Global Fund / Programmatic Engagement Questions
1. Is the Prime Partner of this mechanism also a Global Fund principal or sub-recipient, and/or does this mechanism support Global Fund grant implementation? Yes2. Is this partner also a Global Fund principal or sub-recipient? Sub Recipient3. What activities does this partner undertake to support global fund implementation or governance?(No data provided.)

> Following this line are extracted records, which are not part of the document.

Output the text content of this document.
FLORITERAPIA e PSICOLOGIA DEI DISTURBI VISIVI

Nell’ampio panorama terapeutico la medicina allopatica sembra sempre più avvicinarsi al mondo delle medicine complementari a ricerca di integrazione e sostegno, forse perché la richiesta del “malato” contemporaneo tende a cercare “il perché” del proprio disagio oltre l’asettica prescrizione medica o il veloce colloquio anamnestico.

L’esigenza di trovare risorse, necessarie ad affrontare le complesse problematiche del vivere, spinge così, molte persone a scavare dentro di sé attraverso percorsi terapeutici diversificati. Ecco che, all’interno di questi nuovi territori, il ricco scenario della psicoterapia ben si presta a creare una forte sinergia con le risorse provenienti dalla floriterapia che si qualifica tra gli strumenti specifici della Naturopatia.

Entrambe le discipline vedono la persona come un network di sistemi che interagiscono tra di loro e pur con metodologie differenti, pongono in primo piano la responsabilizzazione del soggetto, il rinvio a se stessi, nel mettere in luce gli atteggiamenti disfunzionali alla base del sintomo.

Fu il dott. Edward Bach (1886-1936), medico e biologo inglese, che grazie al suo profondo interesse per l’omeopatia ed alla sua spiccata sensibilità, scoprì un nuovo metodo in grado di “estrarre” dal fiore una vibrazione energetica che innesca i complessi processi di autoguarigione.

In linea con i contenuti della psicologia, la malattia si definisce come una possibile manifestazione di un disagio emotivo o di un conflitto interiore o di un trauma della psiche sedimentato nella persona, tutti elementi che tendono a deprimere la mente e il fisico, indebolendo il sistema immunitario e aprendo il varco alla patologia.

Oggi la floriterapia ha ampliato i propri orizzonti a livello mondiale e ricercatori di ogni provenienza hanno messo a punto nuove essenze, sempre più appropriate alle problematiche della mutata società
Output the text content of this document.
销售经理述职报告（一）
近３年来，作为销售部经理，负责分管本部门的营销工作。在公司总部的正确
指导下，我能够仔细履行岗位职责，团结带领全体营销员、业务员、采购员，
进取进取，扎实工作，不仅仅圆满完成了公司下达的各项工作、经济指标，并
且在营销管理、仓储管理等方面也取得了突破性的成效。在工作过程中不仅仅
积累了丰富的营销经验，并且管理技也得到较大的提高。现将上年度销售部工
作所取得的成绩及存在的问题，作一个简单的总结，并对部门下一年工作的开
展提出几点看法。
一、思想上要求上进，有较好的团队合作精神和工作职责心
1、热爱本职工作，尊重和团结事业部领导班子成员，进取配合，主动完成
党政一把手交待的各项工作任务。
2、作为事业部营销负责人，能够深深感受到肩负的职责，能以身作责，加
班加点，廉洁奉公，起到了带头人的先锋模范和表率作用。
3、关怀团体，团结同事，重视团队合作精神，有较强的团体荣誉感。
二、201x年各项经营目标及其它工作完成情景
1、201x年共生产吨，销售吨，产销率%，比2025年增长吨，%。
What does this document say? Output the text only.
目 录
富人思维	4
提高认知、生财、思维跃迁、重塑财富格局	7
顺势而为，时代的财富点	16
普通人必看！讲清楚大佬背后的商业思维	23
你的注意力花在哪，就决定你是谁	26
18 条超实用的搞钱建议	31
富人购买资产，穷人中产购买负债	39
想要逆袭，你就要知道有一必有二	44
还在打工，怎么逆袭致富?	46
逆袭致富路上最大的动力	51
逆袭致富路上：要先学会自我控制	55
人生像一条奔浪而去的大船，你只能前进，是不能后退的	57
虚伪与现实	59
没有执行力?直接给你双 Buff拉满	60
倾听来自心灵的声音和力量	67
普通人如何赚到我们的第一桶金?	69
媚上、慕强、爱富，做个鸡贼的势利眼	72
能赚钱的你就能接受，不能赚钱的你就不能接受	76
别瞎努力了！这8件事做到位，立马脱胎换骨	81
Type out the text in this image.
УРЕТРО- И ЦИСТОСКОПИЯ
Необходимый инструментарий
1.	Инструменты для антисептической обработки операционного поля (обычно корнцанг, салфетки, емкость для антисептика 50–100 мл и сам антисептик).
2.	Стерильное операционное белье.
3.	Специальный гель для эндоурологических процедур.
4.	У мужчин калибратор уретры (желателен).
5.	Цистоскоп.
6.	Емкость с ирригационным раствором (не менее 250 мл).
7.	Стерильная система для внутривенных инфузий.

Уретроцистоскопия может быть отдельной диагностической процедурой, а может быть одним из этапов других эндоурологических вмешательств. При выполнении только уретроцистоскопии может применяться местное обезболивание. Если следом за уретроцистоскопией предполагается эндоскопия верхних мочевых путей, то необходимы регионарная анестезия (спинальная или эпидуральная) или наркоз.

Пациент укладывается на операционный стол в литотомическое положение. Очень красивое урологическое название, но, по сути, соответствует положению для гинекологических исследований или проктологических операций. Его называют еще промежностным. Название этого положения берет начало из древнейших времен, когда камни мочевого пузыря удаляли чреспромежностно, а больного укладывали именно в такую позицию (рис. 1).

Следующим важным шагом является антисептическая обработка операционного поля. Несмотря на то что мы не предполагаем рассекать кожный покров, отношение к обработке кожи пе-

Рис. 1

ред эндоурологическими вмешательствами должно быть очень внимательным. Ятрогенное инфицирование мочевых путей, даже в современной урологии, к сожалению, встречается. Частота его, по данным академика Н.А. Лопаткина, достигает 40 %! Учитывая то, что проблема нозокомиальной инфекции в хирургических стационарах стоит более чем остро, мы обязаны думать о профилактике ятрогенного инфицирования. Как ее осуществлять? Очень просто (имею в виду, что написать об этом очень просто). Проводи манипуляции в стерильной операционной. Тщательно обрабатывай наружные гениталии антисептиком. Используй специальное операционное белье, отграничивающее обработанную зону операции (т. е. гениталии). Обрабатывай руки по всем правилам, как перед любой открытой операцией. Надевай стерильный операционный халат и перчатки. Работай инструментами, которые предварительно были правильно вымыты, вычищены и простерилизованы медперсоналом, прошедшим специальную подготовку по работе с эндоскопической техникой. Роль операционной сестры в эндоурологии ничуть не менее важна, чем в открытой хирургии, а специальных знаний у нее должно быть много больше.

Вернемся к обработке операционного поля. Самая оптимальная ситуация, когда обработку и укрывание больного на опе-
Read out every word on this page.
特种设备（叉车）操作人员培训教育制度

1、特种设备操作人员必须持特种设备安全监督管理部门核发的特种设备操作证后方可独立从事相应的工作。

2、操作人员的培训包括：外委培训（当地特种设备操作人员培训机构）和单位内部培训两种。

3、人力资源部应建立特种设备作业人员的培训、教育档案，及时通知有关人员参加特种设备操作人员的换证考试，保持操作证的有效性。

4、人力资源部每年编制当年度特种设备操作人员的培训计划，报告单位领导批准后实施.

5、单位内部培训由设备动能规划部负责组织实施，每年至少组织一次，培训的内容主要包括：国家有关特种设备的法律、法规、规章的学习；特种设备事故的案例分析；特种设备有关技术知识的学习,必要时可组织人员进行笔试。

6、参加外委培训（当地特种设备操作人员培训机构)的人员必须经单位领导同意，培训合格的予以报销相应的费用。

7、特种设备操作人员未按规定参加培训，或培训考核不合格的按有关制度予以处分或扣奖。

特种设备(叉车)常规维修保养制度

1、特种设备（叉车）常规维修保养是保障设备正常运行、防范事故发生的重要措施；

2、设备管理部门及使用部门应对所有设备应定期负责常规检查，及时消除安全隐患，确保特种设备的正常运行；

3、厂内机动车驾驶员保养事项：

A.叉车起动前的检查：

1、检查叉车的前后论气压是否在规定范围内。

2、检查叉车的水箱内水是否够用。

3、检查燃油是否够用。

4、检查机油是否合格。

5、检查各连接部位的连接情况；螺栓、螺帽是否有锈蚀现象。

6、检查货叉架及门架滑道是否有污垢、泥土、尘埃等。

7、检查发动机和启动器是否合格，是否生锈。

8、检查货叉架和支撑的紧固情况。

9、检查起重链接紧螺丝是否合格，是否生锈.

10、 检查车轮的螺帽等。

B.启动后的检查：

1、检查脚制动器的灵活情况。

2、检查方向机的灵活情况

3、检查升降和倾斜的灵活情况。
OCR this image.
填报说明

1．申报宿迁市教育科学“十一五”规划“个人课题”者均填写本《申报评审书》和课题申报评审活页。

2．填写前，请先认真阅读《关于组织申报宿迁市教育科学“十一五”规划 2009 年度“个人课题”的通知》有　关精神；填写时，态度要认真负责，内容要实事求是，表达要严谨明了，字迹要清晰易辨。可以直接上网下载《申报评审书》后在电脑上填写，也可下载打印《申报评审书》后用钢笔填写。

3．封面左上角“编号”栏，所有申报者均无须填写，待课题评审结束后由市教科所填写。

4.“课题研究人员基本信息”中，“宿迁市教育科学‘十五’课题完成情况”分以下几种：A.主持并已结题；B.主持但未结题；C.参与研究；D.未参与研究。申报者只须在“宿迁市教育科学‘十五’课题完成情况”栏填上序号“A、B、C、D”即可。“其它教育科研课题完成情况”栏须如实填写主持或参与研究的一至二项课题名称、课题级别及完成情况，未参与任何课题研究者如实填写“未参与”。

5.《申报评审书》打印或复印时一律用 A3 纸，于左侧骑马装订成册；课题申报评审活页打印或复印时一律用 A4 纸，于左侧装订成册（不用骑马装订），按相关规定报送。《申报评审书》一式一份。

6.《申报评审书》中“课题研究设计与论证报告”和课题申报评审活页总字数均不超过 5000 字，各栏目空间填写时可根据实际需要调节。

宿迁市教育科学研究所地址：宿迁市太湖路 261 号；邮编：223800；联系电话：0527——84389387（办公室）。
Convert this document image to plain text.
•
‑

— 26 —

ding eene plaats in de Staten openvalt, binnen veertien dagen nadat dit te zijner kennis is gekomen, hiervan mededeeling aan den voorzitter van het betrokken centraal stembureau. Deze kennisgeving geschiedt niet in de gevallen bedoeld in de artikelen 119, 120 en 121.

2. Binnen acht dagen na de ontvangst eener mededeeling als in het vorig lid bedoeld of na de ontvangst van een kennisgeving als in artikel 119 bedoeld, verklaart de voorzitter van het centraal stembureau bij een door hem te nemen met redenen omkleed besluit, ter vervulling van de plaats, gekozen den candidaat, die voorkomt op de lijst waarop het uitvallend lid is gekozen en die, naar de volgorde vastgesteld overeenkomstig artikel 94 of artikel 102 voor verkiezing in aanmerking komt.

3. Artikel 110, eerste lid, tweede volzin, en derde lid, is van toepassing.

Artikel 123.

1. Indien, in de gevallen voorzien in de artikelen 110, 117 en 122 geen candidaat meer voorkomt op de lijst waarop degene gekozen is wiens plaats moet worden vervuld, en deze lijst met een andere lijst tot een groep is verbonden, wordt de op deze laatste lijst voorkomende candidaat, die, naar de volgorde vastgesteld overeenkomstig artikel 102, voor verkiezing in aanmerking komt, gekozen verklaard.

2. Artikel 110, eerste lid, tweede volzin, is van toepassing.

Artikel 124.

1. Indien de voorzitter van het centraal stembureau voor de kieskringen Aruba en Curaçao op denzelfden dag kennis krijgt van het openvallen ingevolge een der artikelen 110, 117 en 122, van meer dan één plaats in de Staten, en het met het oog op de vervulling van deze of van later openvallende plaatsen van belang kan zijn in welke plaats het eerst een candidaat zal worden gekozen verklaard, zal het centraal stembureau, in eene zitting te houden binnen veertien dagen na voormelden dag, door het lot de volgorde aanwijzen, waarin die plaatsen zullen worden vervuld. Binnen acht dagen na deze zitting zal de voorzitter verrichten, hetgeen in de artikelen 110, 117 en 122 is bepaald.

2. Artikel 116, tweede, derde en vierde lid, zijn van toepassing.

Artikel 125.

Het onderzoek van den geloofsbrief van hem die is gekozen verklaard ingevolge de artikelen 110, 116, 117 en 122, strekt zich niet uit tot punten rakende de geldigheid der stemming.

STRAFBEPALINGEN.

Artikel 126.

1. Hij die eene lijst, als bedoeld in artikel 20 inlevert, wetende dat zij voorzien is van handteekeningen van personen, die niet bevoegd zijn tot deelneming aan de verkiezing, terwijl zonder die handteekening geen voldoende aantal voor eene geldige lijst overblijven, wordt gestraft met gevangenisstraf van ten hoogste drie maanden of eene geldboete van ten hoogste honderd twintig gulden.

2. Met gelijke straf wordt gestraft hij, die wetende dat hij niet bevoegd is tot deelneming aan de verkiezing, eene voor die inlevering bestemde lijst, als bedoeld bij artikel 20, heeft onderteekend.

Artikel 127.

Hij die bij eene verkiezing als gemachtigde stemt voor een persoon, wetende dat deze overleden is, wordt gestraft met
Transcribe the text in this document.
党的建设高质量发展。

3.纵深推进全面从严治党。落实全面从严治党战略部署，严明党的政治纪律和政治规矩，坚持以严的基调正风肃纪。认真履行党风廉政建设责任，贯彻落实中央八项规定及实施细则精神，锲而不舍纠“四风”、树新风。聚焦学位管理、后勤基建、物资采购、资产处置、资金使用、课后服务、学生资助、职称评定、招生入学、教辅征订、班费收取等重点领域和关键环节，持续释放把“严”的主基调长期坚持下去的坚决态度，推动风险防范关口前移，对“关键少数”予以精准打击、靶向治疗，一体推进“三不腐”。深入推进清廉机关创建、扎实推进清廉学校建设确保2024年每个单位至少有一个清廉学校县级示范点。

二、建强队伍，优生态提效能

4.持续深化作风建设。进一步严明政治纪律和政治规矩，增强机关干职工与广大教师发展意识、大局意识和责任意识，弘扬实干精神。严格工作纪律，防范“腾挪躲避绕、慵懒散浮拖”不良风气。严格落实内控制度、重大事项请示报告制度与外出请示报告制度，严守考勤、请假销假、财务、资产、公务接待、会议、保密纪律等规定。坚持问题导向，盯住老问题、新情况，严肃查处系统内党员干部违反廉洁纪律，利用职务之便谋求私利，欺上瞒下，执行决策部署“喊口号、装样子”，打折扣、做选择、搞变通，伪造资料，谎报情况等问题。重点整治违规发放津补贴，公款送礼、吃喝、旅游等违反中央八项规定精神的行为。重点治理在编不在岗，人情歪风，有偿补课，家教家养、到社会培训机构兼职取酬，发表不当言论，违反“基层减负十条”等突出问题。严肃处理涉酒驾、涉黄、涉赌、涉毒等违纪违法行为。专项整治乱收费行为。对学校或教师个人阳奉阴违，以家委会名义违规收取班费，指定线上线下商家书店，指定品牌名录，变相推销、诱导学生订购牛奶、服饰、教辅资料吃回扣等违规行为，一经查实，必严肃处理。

The FPC will target peer education interventions to FPC members aged 20-49 years and their family members to increase correct and consistence condom use, fidelity and abstinence, and use of key HIV services. In addition, interventions will improve the police forces ability to discuss sexual risks and HIV/AIDS related stigma. As appropriate, interventions will link FPC service members with HIV/AIDS services including condom access, HIV testing and counseling, sexually transmitted infection management, prevention from mother to child transmission, antiretroviral therapy and care and support. Approximately 3,500 peer group trainers will lead peer group discussions every two weeks. With an average of 10 persons per group, the program aims to reach 35,000 people each year. Small group discussions will provide opportunities for participants to practice HIV prevention skills and understand positive health-seeking behaviors. Thematic discussion topics will include addressing multiple concurrent sexual partnerships, social and community norms, and stigma and discrimination. Peer leader training and information, education and communication material and behavior change and communication material will be adapted specifically for the FPC uniformed service members. FPC "anti-AIDS" clubs will supplement the peer group activities by organizing dramas and sporting events, World AIDS Day activities, and other outlets for peer groups to meet. For monitoring purposes, the FPC will provide routine progress reports on the number of peer groups that meet and the discussions that have taken place, as well as the number of participants. In addition, the number of participants attending other types of HIV prevention reinforcing activities will be included in the report. The FPC will conduct site visits to assess peer group discussions for regularity, group and member participation, and to identify major challenges that arise during the discussions. Documentation of best practices and sharing of lessons learned with the FPC leadership, the GOE and other key stakeholders will be an integral and on-going activity throughout implementation.